Singer A-Claude summoned a few Iggy demons, crawling on all fours, moaning and hissing to songs like Cut Up. Her crouched position put the focus on the band, which seemed aloof. But if ever there was a reason to be in a half-empty tavern on a winter Monday night, the Juan MacLean (aka John MacLean ) gave it to us. Looking like a bug-eyed Bruce Willis, JM immediately lit a fire under the self-conscious handful on the floor. When the glitchy intro from AD 2003 subsided into a slammin’ big-room house beat from Shining Skinned Friend, the crowd thawed and the room belonged to MacLean.
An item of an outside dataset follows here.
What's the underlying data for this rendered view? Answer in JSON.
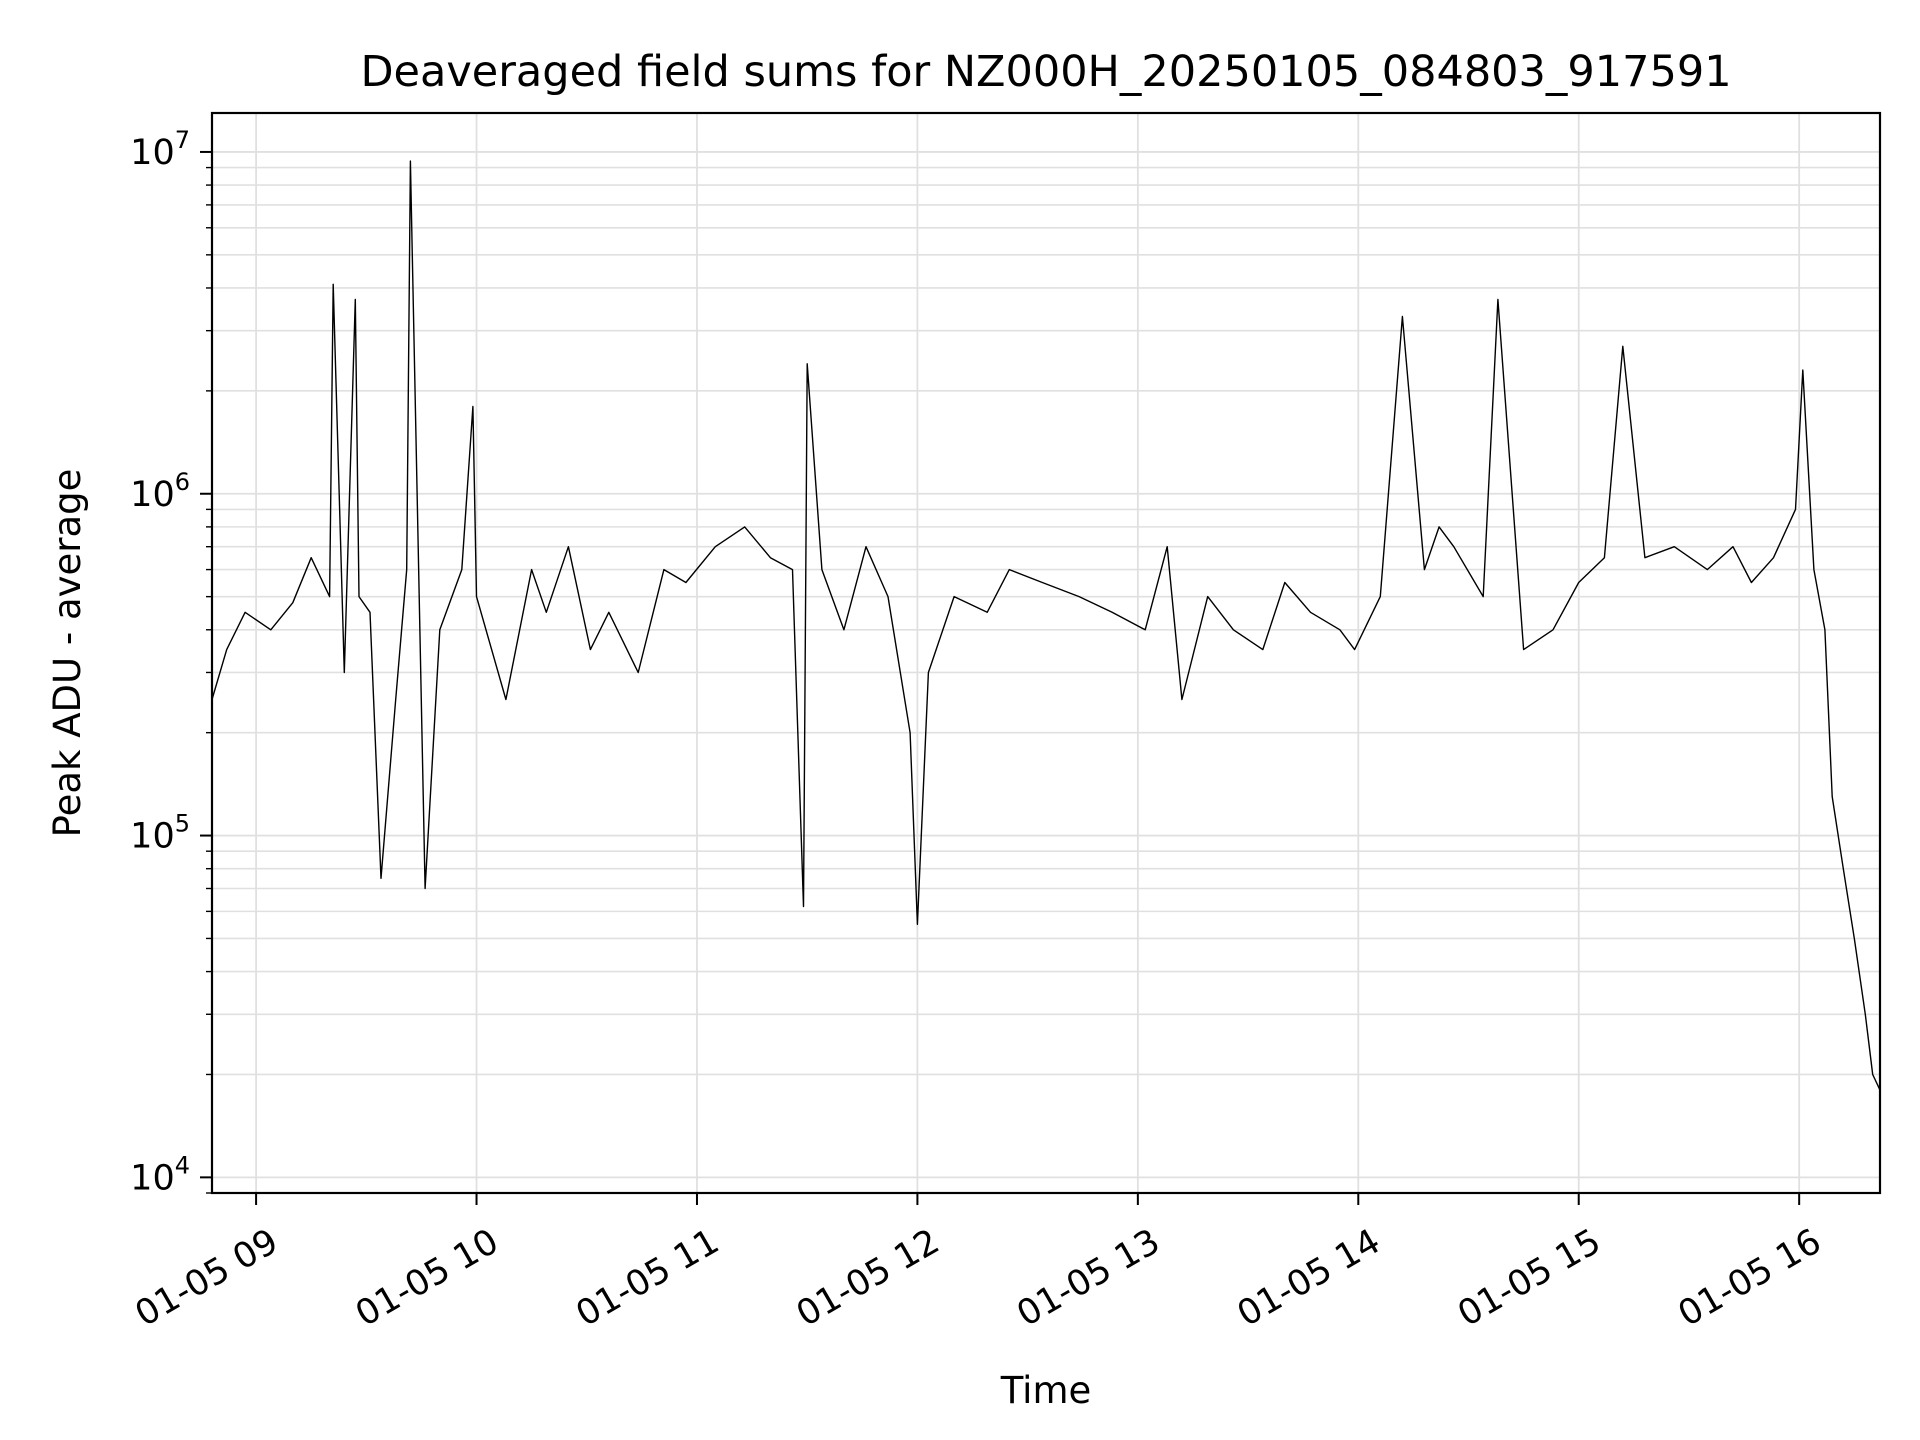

Keeping his pace unrelenting, the twitchy ex-Six Finger Satellite guitarist tweaked his dials and wailed into his mic on a Nancy Whang-less version of Tito’s Way and a screamier interpretation of Give Me Every Little Thing. Flanked by a drummer, electronic percussionist/knob-twiddler and a keytar-playing theremin master, the mostly muted MacLean spoke only to inform spectators that he hadn’t slept in three days.

Unlike, say, the unfortunate city who dozed on this Juan.